An Argument against Art



What harm can a simple melody or a few notes have? Art is so powerful to a harmful extent, that we should enjoy it without reaching such extent; otherwise we can enjoy other safer and deeper pleasures that life is full of.

Absolute power is a misused power, and to give free rein to one single passion, however enjoyable, you always get negative results. Like any sensual obsession, the power of art eventually over-powers its lover, turning affection into slavery—addiction. Anyone can be a victim of art, music, or natural beauty, showing symptoms of addiction later when they reach an advanced state.

Addiction to arts, particularly music, is common among young people to a serious degree, that barely society, family, psychiatrists, or addicts themselves consider harmful or pathological.

Here is an attempt to shed more light on the obvious harms of art, and bring to light the less obvious.
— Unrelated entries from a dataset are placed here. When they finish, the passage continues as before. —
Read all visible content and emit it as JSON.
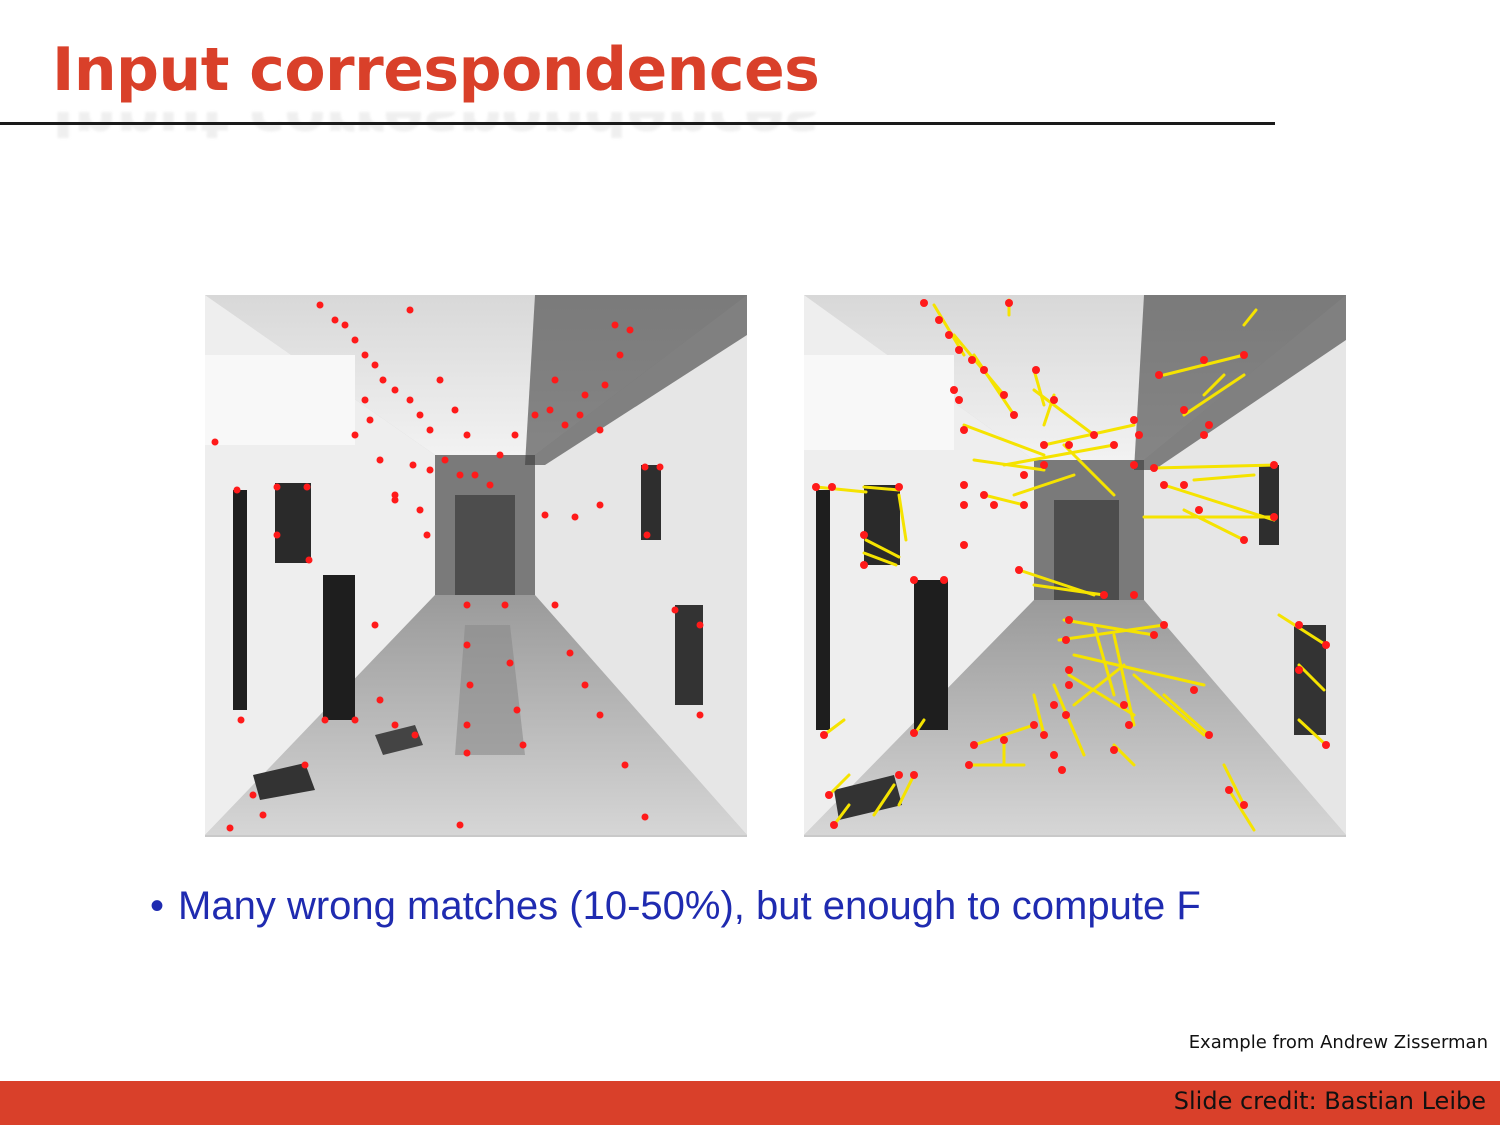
{
  "slide": {
    "title": "Input correspondences",
    "bullet_marker": "•",
    "bullet_text": "Many wrong matches (10-50%), but enough to compute F",
    "example_credit": "Example from Andrew Zisserman",
    "slide_credit": "Slide credit: Bastian Leibe"
  },
  "colors": {
    "title": "#d9402a",
    "footer_bar": "#d9402a",
    "bullet_text": "#1f2bb0",
    "feature_point": "#ff1a1a",
    "match_line": "#f5e300"
  },
  "figures": [
    {
      "image": "corridor-left-view",
      "overlay": "red feature points"
    },
    {
      "image": "corridor-right-view",
      "overlay": "red feature points with yellow match lines"
    }
  ]
}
Accordingly, it's an argument against art's over-valued dubious benefits, and its mis-applications in art education and government funding of art programs in schools, music therapy, media obsession, idolization of artists, possessing/overvaluing art pieces, etc. It's not an argument against the pleasure of art which is a great solace to many, because it's unwise to discard a pleasure when you have no alternative.


1. A Limited Language

What is art, but a language through which we express our feelings! How much can it express, compared to our verbal language?—Not much. Art is superior to sex, food and other pleasures we share with animals, yet inferior to poetry, philosophy and science.

We use arts sometimes as a language when we voluntarily choose to be vague or indirect. But even then, words are more efficient: words can be equally obscure, provocative and confusing, when we want them to be, doing a better job than sounds and images.

Honestly, hadn't it been for the sensual pleasure we take in hearing some beautiful sounds and seeing some exciting images, we wouldn't have had any interest in art. The vagueness of what an artist says carries several meanings, none of which is specific. And when he tries to be precise, he ends up being childish: "This is what a flower looks like."; "This is what a bird sounds like."—just mimicking nature. A solo violin can be a crying child, a wounded animal, a weeping wind ... but it CANNOT be any of these only.      

2. Poor Reasoning

Art stimulates imagination, but the fantasies it creates it cannot process or handle; rather, it passes them on to the frontal cortex—you cannot argue, analyze, or even observe the world through arts. Art initially supports memory, by association with senses; whereas logic organizes and retains endless data. A colorful book can hold some pages, but a silicon chip saves entire libraries.

Despite art's sophistication, complex mathematical rules, and brain areas it stimulates that we see flashing throughout the brain when one is listening to music, watching pictures, etc., art is yet more about teasing than teaching, dreaming than thinking, basically entertaining. Whatever the ideas or actions art provokes, they are not necessarily logical, for one to choose from what fits their life and gives it coherence and meaning.

3. Intrusion

You cannot focus or argue, in a place you find visually disturbing or with music intruding into your ears and mind, affecting its functions without your permission. You lose control over your thoughts, even if they were pleasing, and begin to think like addicts.

With inner or outer quietness replacing music as a background or stimulant to our thoughts, I'm sad to say, "music is just noise," in comparison. With total "fetal" darkness, like that we came from, our inner eye won't be hurt, using instead imagining skills more efficiently. Seeing an object "kills" the desire to imagine it.

4. Addictiveness

We cannot choose the memory, fantasy or movement arts compel us to have; and once we have it, only with difficulty can we set ourselves free from it again. Arts can be equally beautiful and harmful, like many too-much-of-a-good-thing's and euphoric drugs are.

Whereas, in sense-free, purely intellectual pleasures, we can still freely choose our actions and control the direction of our thoughts. The brain can be more active in reading, writing and arguing, all of which are pleasures too, than in music or art. With such brain activities, we can transform our thoughts into actions and our actions into thoughts, at our command. We express our feelings, but we don't give them free rein. We choose, process, and refine our nature, before we follow nature.

* * *

Michelangelo, Mozart and others were men of great intellect who had given their share to civilization. Yet, humanity has to move forward. They lived at an age with so many restrictions on free thinking, leaving less outlet for creativity except through arts, which had been even more mysterious then before the advances in neuroscience and biology explaining the chemistry and evolutionary function of senses. Had they lived today, they would have used their genius more effectively and directly to solve humanity's problems with.

Refining our senses by music, fine arts, travel, perfumes, gourmet food … makes us always attached to physical pleasures and reliant on our senses for perceiving the world, thus letting instinct interfere and our primitive brain flaw such perception. Senses are only the doors of the house, not the house itself. It's difficult to live in a house with constantly open doors. To focus, one must close their senses from inside first, without expecting someone outside to do so. One had better turn off their animal senses by their own will, not by wearing an earplug, blinder, mask, muzzle or muffler, that will make them look like animals anyway. "We are superior to animals," and animals aren't offended to hear this. They don't pay much attention to what we, humans, say, because to them we too are "just animals."